The Enough Project’s John Prendergast, and Sasha Lezhnev, of the Grassroots Reconciliation Group, have published an op-ed on CNN’s website lauding Congress’ recent progress on conflict minerals in the Democratic Republic of the Congo. Prendergast and Lezhnev are optimistic about the impact of the conflict minerals legislation on the conflict resolution process in the Democratic Republic of the Congo:

By requiring that publicly listed manufacturers who use these minerals conduct independent audits of their supply chains, this legislation will help curb the conflict minerals trade.

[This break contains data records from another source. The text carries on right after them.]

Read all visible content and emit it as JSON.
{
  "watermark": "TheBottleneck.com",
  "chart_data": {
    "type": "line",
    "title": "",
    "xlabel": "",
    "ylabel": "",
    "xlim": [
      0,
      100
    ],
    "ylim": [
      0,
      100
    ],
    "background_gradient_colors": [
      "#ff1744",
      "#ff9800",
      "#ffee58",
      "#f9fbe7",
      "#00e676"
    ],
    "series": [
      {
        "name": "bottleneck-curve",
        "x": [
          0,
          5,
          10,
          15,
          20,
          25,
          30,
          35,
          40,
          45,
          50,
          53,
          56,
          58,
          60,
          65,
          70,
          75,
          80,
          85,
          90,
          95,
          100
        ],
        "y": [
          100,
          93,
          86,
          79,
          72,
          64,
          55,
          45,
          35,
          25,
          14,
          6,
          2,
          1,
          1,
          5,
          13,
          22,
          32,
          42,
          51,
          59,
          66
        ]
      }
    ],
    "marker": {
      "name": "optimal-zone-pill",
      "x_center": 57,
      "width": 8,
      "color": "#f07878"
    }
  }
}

Courageous members of Congress from both parties fought hard together with a coalition of faith-based organizations, women’s rights advocates and student groups for the past two years to enact this law, standing up for what is right and bravely battling against special-interest lobbyists.

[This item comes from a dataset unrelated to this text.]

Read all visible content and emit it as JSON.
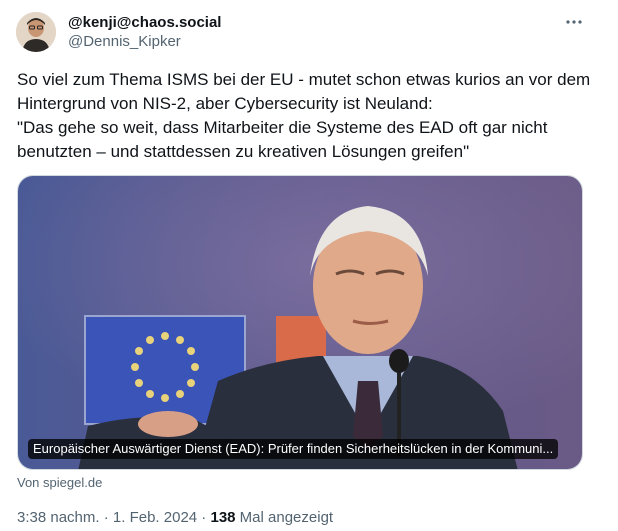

Meanwhile, a debate over the conflict minerals legislation is taking place across the human rights and Congo-interest blogospheres. Andrew Sullivan, of the Daily Dish, aggregates the most recent posts here. Responding to the critiques of bloggers like Laura Seay, at Texas in Africa, Jason Stearns, at Congo Siasa, expresses his confidence in the legislation, as a preliminary step towards commercial accountability in the Congo:

Yes, I wish we could have greater engagement in strengthening the Congolese judiciary and police. I wish there could be meaningful land reform and that disputes over farming rights could be settled by expert mediators (UN Habitat is beginning to do this). I wish we could have transparent democratic institutions throughout the country. But none of those issues stand necessarily in contradiction with due diligence in the minerals trade. I can’t tell you how often I have been in meetings with officials at the State Department, insisting that they help in security sector reform and in paying attention to the return of Congolese Tutsi refugees. Nothing much came of that. Now that we have a chance to help promote meaningful reform in the minerals trade, I think we should seize the opportunity.